Not all of this gloom is a direct result of Brexit. For the OBR, the cuts to their growth forecasts are mostly because they’ve reconsidered future productivity growth. In the 35 years before the financial crisis, output per hour grew more than 2% a year, propelling the UK economy forward.

For the past 10 years, productivity growth has averaged just 0.2%. The OBR finally abandoned their hope of productivity returning to its pre-crisis trend this week. Brexit is almost certainly bound to make the problem worse, as the uncertainty over the process dampens business investment.

This hasn’t stopped the UK government putting a brave face on it all. Consider the contrast between what chancellor Philip Hammond said on Nov. 22 as he presented the government’s latest budget and the OBR’s forecasts the budget is based on, published the same day (pdf).

Hammond: “I report today on an economy that continues to grow, continues to create more jobs than ever before and continues to confound those who seek to talk it down.”

OBR: “The pattern of strengthening growth across the other major advanced economies this year contrasts with the slower pace of growth in the UK.”

Hammond: “A future that will be full of change; full of new challenges and above all full of new opportunities.”

OBR: “The persistence of weak productivity growth does not bode well for the UK’s growth potential in the years ahead.”

Government ministers’ steadfast optimism is pretty remarkable. As the Resolution Foundation, a think tank, put it (pdf), the OBR offered up “a truly catastrophic set of economic forecasts” this week.
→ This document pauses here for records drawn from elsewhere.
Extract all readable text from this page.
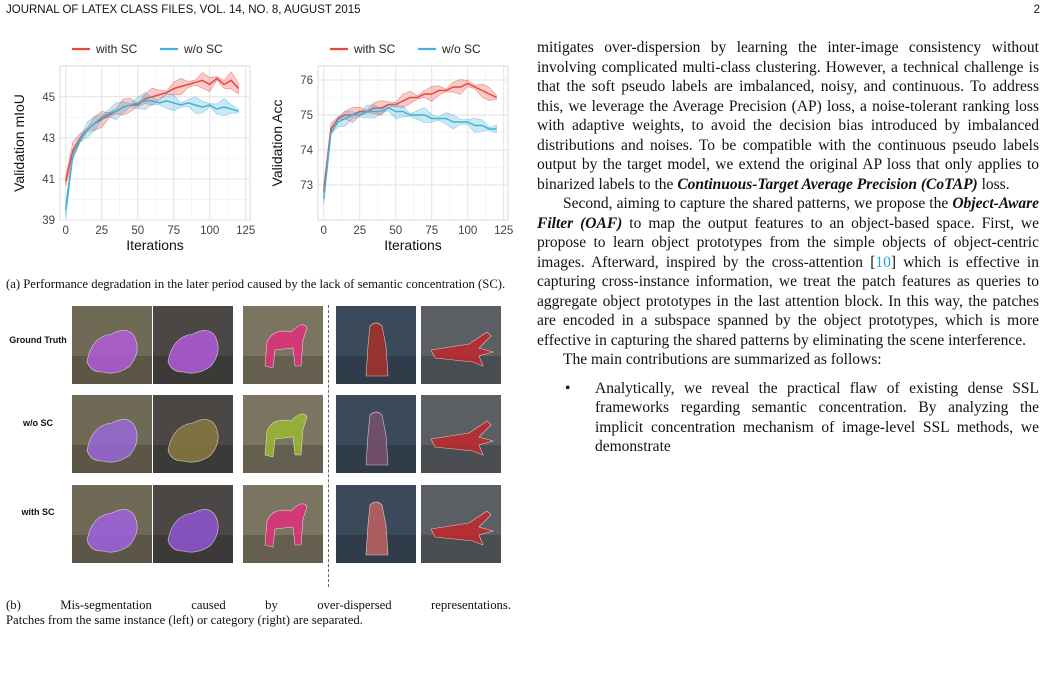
JOURNAL OF LATEX CLASS FILES, VOL. 14, NO. 8, AUGUST 2015	2
0 25 50 75 100 125
39
41
43
45
Iterations
Validation mIoU
with SC	w/o SC
0 25 50 75 100 125
73
74
75
76
Iterations
Validation Acc
with SC	w/o SC
(a) Performance degradation in the later period caused by the lack of semantic concentration (SC).
Ground Truth
w/o SC
with SC
(b) Mis-segmentation caused by over-dispersed representations.
Patches from the same instance (left) or category (right) are separated.

mitigates over-dispersion by learning the inter-image consistency without involving complicated multi-class clustering. However, a technical challenge is that the soft pseudo labels are imbalanced, noisy, and continuous. To address this, we leverage the Average Precision (AP) loss, a noise-tolerant ranking loss with adaptive weights, to avoid the decision bias introduced by imbalanced distributions and noises. To be compatible with the continuous pseudo labels output by the target model, we extend the original AP loss that only applies to binarized labels to the Continuous-Target Average Precision (CoTAP) loss.

Second, aiming to capture the shared patterns, we propose the Object-Aware Filter (OAF) to map the output features to an object-based space. First, we propose to learn object prototypes from the simple objects of object-centric images. Afterward, inspired by the cross-attention [10] which is effective in capturing cross-instance information, we treat the patch features as queries to aggregate object prototypes in the last attention block. In this way, the patches are encoded in a subspace spanned by the object prototypes, which is more effective in capturing the shared patterns by eliminating the scene interference.

The main contributions are summarized as follows:

• Analytically, we reveal the practical flaw of existing dense SSL frameworks regarding semantic concentration. By analyzing the implicit concentration mechanism of image-level SSL methods, we demonstrate
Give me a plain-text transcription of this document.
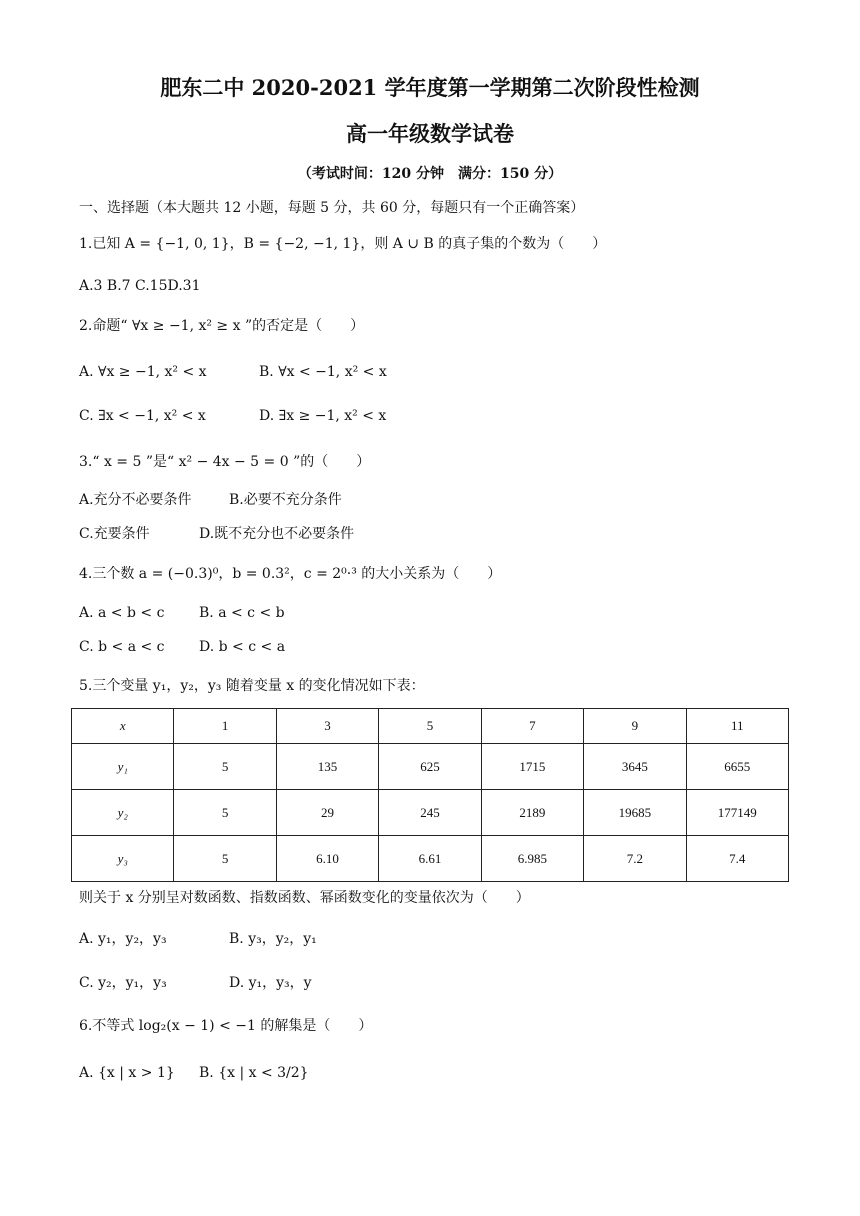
肥东二中 2020-2021 学年度第一学期第二次阶段性检测
高一年级数学试卷
（考试时间：120 分钟　满分：150 分）
一、选择题（本大题共 12 小题，每题 5 分，共 60 分，每题只有一个正确答案）
1.已知 A = {−1, 0, 1}，B = {−2, −1, 1}，则 A ∪ B 的真子集的个数为（　　）
A.3 B.7 C.15D.31
2.命题“ ∀x ≥ −1, x² ≥ x ”的否定是（　　）
A. ∀x ≥ −1, x² < x	B. ∀x < −1, x² < x
C. ∃x < −1, x² < x	D. ∃x ≥ −1, x² < x
3.“ x = 5 ”是“ x² − 4x − 5 = 0 ”的（　　）
A.充分不必要条件	B.必要不充分条件
C.充要条件	D.既不充分也不必要条件
4.三个数 a = (−0.3)⁰，b = 0.3²，c = 2⁰·³ 的大小关系为（　　）
A. a < b < c B. a < c < b
C. b < a < c D. b < c < a
5.三个变量 y₁，y₂，y₃ 随着变量 x 的变化情况如下表：
x	1	3	5	7	9	11
y₁	5	135	625	1715	3645	6655
y₂	5	29	245	2189	19685	177149
y₃	5	6.10	6.61	6.985	7.2	7.4
则关于 x 分别呈对数函数、指数函数、幂函数变化的变量依次为（　　）
A. y₁，y₂，y₃	B. y₃，y₂，y₁
C. y₂，y₁，y₃	D. y₁，y₃，y
6.不等式 log₂(x − 1) < −1 的解集是（　　）
A. {x | x > 1} B. {x | x < 3/2}
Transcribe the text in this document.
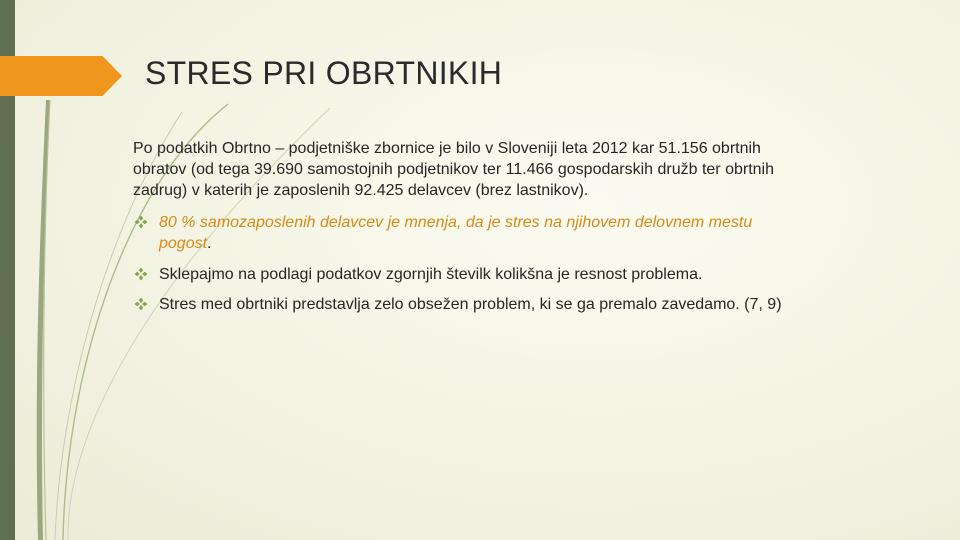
STRES PRI OBRTNIKIH

Po podatkih Obrtno – podjetniške zbornice je bilo v Sloveniji leta 2012 kar 51.156 obrtnih obratov (od tega 39.690 samostojnih podjetnikov ter 11.466 gospodarskih družb ter obrtnih zadrug) v katerih je zaposlenih 92.425 delavcev (brez lastnikov).

80 % samozaposlenih delavcev je mnenja, da je stres na njihovem delovnem mestu pogost.
Sklepajmo na podlagi podatkov zgornjih številk kolikšna je resnost problema.
Stres med obrtniki predstavlja zelo obsežen problem, ki se ga premalo zavedamo. (7, 9)
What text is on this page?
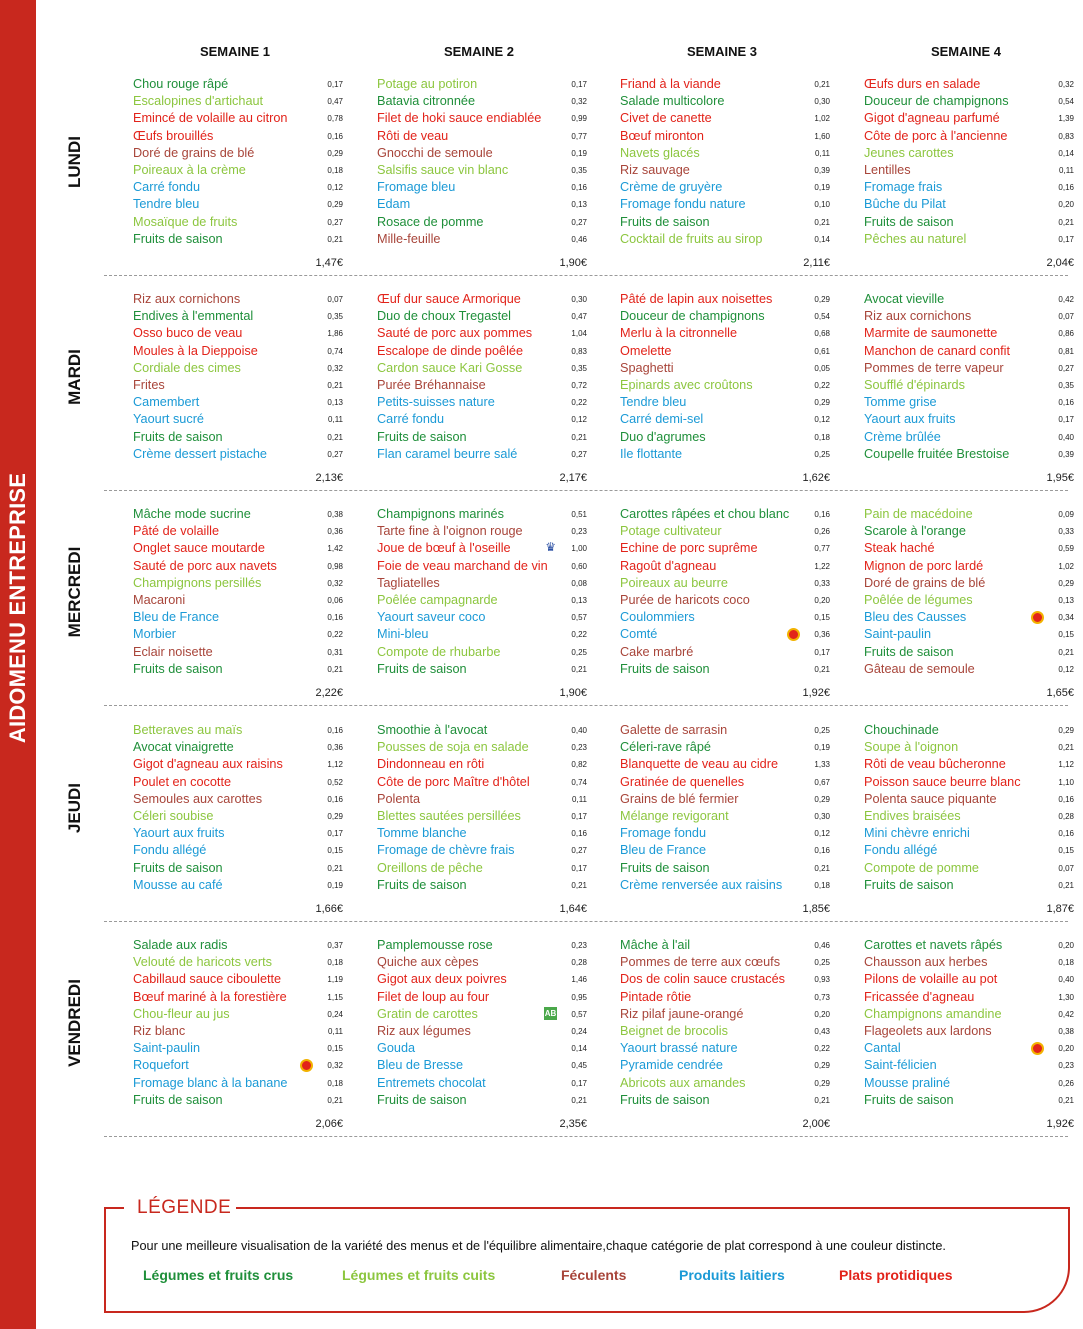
AIDOMENU ENTREPRISE
SEMAINE 1	SEMAINE 2	SEMAINE 3	SEMAINE 4
LUNDI
Chou rouge râpé	0,17
Escalopines d'artichaut	0,47
Emincé de volaille au citron	0,78
Œufs brouillés	0,16
Doré de grains de blé	0,29
Poireaux à la crème	0,18
Carré fondu	0,12
Tendre bleu	0,29
Mosaïque de fruits	0,27
Fruits de saison	0,21
1,47€
Potage au potiron	0,17
Batavia citronnée	0,32
Filet de hoki sauce endiablée	0,99
Rôti de veau	0,77
Gnocchi de semoule	0,19
Salsifis sauce vin blanc	0,35
Fromage bleu	0,16
Edam	0,13
Rosace de pomme	0,27
Mille-feuille	0,46
1,90€
Friand à la viande	0,21
Salade multicolore	0,30
Civet de canette	1,02
Bœuf mironton	1,60
Navets glacés	0,11
Riz sauvage	0,39
Crème de gruyère	0,19
Fromage fondu nature	0,10
Fruits de saison	0,21
Cocktail de fruits au sirop	0,14
2,11€
Œufs durs en salade	0,32
Douceur de champignons	0,54
Gigot d'agneau parfumé	1,39
Côte de porc à l'ancienne	0,83
Jeunes carottes	0,14
Lentilles	0,11
Fromage frais	0,16
Bûche du Pilat	0,20
Fruits de saison	0,21
Pêches au naturel	0,17
2,04€
MARDI
Riz aux cornichons	0,07
Endives à l'emmental	0,35
Osso buco de veau	1,86
Moules à la Dieppoise	0,74
Cordiale des cimes	0,32
Frites	0,21
Camembert	0,13
Yaourt sucré	0,11
Fruits de saison	0,21
Crème dessert pistache	0,27
2,13€
Œuf dur sauce Armorique	0,30
Duo de choux Tregastel	0,47
Sauté de porc aux pommes	1,04
Escalope de dinde poêlée	0,83
Cardon sauce Kari Gosse	0,35
Purée Bréhannaise	0,72
Petits-suisses nature	0,22
Carré fondu	0,12
Fruits de saison	0,21
Flan caramel beurre salé	0,27
2,17€
Pâté de lapin aux noisettes	0,29
Douceur de champignons	0,54
Merlu à la citronnelle	0,68
Omelette	0,61
Spaghetti	0,05
Epinards avec croûtons	0,22
Tendre bleu	0,29
Carré demi-sel	0,12
Duo d'agrumes	0,18
Ile flottante	0,25
1,62€
Avocat vieville	0,42
Riz aux cornichons	0,07
Marmite de saumonette	0,86
Manchon de canard confit	0,81
Pommes de terre vapeur	0,27
Soufflé d'épinards	0,35
Tomme grise	0,16
Yaourt aux fruits	0,17
Crème brûlée	0,40
Coupelle fruitée Brestoise	0,39
1,95€
MERCREDI
Mâche mode sucrine	0,38
Pâté de volaille	0,36
Onglet sauce moutarde	1,42
Sauté de porc aux navets	0,98
Champignons persillés	0,32
Macaroni	0,06
Bleu de France	0,16
Morbier	0,22
Eclair noisette	0,31
Fruits de saison	0,21
2,22€
Champignons marinés	0,51
Tarte fine à l'oignon rouge	0,23
Joue de bœuf à l'oseille	♛ 1,00
Foie de veau marchand de vin	0,60
Tagliatelles	0,08
Poêlée campagnarde	0,13
Yaourt saveur coco	0,57
Mini-bleu	0,22
Compote de rhubarbe	0,25
Fruits de saison	0,21
1,90€
Carottes râpées et chou blanc	0,16
Potage cultivateur	0,26
Echine de porc suprême	0,77
Ragoût d'agneau	1,22
Poireaux au beurre	0,33
Purée de haricots coco	0,20
Coulommiers	0,15
Comté	0,36
Cake marbré	0,17
Fruits de saison	0,21
1,92€
Pain de macédoine	0,09
Scarole à l'orange	0,33
Steak haché	0,59
Mignon de porc lardé	1,02
Doré de grains de blé	0,29
Poêlée de légumes	0,13
Bleu des Causses	0,34
Saint-paulin	0,15
Fruits de saison	0,21
Gâteau de semoule	0,12
1,65€
JEUDI
Betteraves au maïs	0,16
Avocat vinaigrette	0,36
Gigot d'agneau aux raisins	1,12
Poulet en cocotte	0,52
Semoules aux carottes	0,16
Céleri soubise	0,29
Yaourt aux fruits	0,17
Fondu allégé	0,15
Fruits de saison	0,21
Mousse au café	0,19
1,66€
Smoothie à l'avocat	0,40
Pousses de soja en salade	0,23
Dindonneau en rôti	0,82
Côte de porc Maître d'hôtel	0,74
Polenta	0,11
Blettes sautées persillées	0,17
Tomme blanche	0,16
Fromage de chèvre frais	0,27
Oreillons de pêche	0,17
Fruits de saison	0,21
1,64€
Galette de sarrasin	0,25
Céleri-rave râpé	0,19
Blanquette de veau au cidre	1,33
Gratinée de quenelles	0,67
Grains de blé fermier	0,29
Mélange revigorant	0,30
Fromage fondu	0,12
Bleu de France	0,16
Fruits de saison	0,21
Crème renversée aux raisins	0,18
1,85€
Chouchinade	0,29
Soupe à l'oignon	0,21
Rôti de veau bûcheronne	1,12
Poisson sauce beurre blanc	1,10
Polenta sauce piquante	0,16
Endives braisées	0,28
Mini chèvre enrichi	0,16
Fondu allégé	0,15
Compote de pomme	0,07
Fruits de saison	0,21
1,87€
VENDREDI
Salade aux radis	0,37
Velouté de haricots verts	0,18
Cabillaud sauce ciboulette	1,19
Bœuf mariné à la forestière	1,15
Chou-fleur au jus	0,24
Riz blanc	0,11
Saint-paulin	0,15
Roquefort	0,32
Fromage blanc à la banane	0,18
Fruits de saison	0,21
2,06€
Pamplemousse rose	0,23
Quiche aux cèpes	0,28
Gigot aux deux poivres	1,46
Filet de loup au four	0,95
Gratin de carottes	AB 0,57
Riz aux légumes	0,24
Gouda	0,14
Bleu de Bresse	0,45
Entremets chocolat	0,17
Fruits de saison	0,21
2,35€
Mâche à l'ail	0,46
Pommes de terre aux cœufs	0,25
Dos de colin sauce crustacés	0,93
Pintade rôtie	0,73
Riz pilaf jaune-orangé	0,20
Beignet de brocolis	0,43
Yaourt brassé nature	0,22
Pyramide cendrée	0,29
Abricots aux amandes	0,29
Fruits de saison	0,21
2,00€
Carottes et navets râpés	0,20
Chausson aux herbes	0,18
Pilons de volaille au pot	0,40
Fricassée d'agneau	1,30
Champignons amandine	0,42
Flageolets aux lardons	0,38
Cantal	0,20
Saint-félicien	0,23
Mousse praliné	0,26
Fruits de saison	0,21
1,92€
LÉGENDE
Pour une meilleure visualisation de la variété des menus et de l'équilibre alimentaire,chaque catégorie de plat correspond à une couleur distincte.
Légumes et fruits crus	Légumes et fruits cuits	Féculents	Produits laitiers	Plats protidiques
The foundation now believes that average pay in the UK won’t return to its pre-crisis peak until 2025, making for almost two decades of stagnant pay growth.

Put another way, the UK is facing the longest fall in living standards since records began more than 60 years ago. The Institute for Fiscal Studies, a research group, notes the UK economy is now forecast to be £65 billion smaller in 2021 than was forecast in the last government budget before the Brexit referendum.

Of course, economic forecasts are wrong almost as often as they are right. The UK economy could see an unexpected post-Brexit boost to business investment, productivity, and wage growth. But it’s as likely, if not more so, that things will turn out even worse.